As first reported by Reuters’ Alison Frankel last week, in a one-page, handwritten order in the case Federal Housing Finance Agency v. WMC Mortgage, in which Deutsche Bank National Trust Company later intervened as plaintiff trustee, Hellerstein wrote: “I’ve read the Appellate Division’s Decision in Ace II and it does not change my views that the contract was breached not at the time of closing but at the time of failure to cure.”

Thus another apparent conflict – this time in the Southern District – relating to the timeliness of RMBS claims has arisen. It’s similar to a situation seen in the Commercial Division last year, when Justice O. Peter Sherwood reached an opposing conclusion to his colleague, Kornreich, on the statute of limitations, eventually sending the issue to the First Department.

“There are instances, however, where Southern District judges will say that the Appellate Division got it wrong and will offer their prediction as to how the N.Y. Court will decide a particular issue,” Spiro, who is not involved in these line of cases, said.

That might be Hellerstein’s intuition, while Scheindlin, in a footnote to her opinion in Lehman v. Greenpoint Mortgage Funding, wrote, “in the absence of contrary law from the New York Court of Appeals or ‘persuasive data’ that it would rule differently, I follow the First Department’s decision in ACE Securities.”

“We are pleased with [Scheidlin’s] decision,” said James Murphy of Murphy & McGonigle, which represents defendant Greenpoint Mortgage Funding, in an interview with CLI. “Under New York law, it simply cannot be the case that the statute of limitations on repurchase claims is open-ended for the 30 or 40 years’ life of the securities, plus six years.”

“Judge Scheidlin’s thorough and well-reasoned decision should be a milestone on the way toward putting to rest the many hedge fund-driven cases that have been filed beyond the six-year limitations period,” he continued.

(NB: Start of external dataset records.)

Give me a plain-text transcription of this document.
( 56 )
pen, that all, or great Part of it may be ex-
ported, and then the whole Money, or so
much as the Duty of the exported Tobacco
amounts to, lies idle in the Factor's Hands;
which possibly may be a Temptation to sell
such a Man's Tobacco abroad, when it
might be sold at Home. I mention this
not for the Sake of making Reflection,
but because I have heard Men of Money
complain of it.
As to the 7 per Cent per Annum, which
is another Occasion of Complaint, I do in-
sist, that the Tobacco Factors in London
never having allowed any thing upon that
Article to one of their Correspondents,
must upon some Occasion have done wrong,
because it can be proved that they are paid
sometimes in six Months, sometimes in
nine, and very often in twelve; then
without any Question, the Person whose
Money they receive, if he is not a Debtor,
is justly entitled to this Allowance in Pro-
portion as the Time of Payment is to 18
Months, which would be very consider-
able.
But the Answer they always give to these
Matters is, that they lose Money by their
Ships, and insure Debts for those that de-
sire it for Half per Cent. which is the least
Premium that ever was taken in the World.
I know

It’s probable that Quinn Emanuel Urquhart & Sullivan, which represents the plaintiff trustee, will file an appeal to the Second Circuit.

The question now is whether the Court of Appeals may indeed issue the decision to end all disputes on this timeliness issue in put-back claims. All signs point to the fact that there will be a notice of appeal filed to the Court of Appeals in Ace II. The deadline for which to do so is Jan. 21.

In the event the Court of Appeals takes up a potential appeal in Ace II and upholds the First Department, it is not clear how that may affect the case before Hellerstein, now proceeding to the discovery phase.

The question there is, would a Court of Appeals ruling reversing the First Department be retroactive? If and when that time comes, letters from attorneys may boomerang across the federal docket where RMBS cases on this issue are pending, pointing out the differing Hellerstein and Scheindlin conclusions.

The court “is not bound by the First Department’s holding as to this issue in ACE II,” and “there is no reason the Court should reverse its denial of WMC’s motion to dismiss based on the flawed reasoning in ACE II,” Ropes & Gray partner Harvey Wolkoff, plaintiff’s counsel, informed Hellerstein in a letter filed with the court on Dec. 30.

Editor’s Note: This story has been corrected to reflect that James Murphy of Murphy & McGonigle is defense counsel for Greenpoint Mortgage Funding.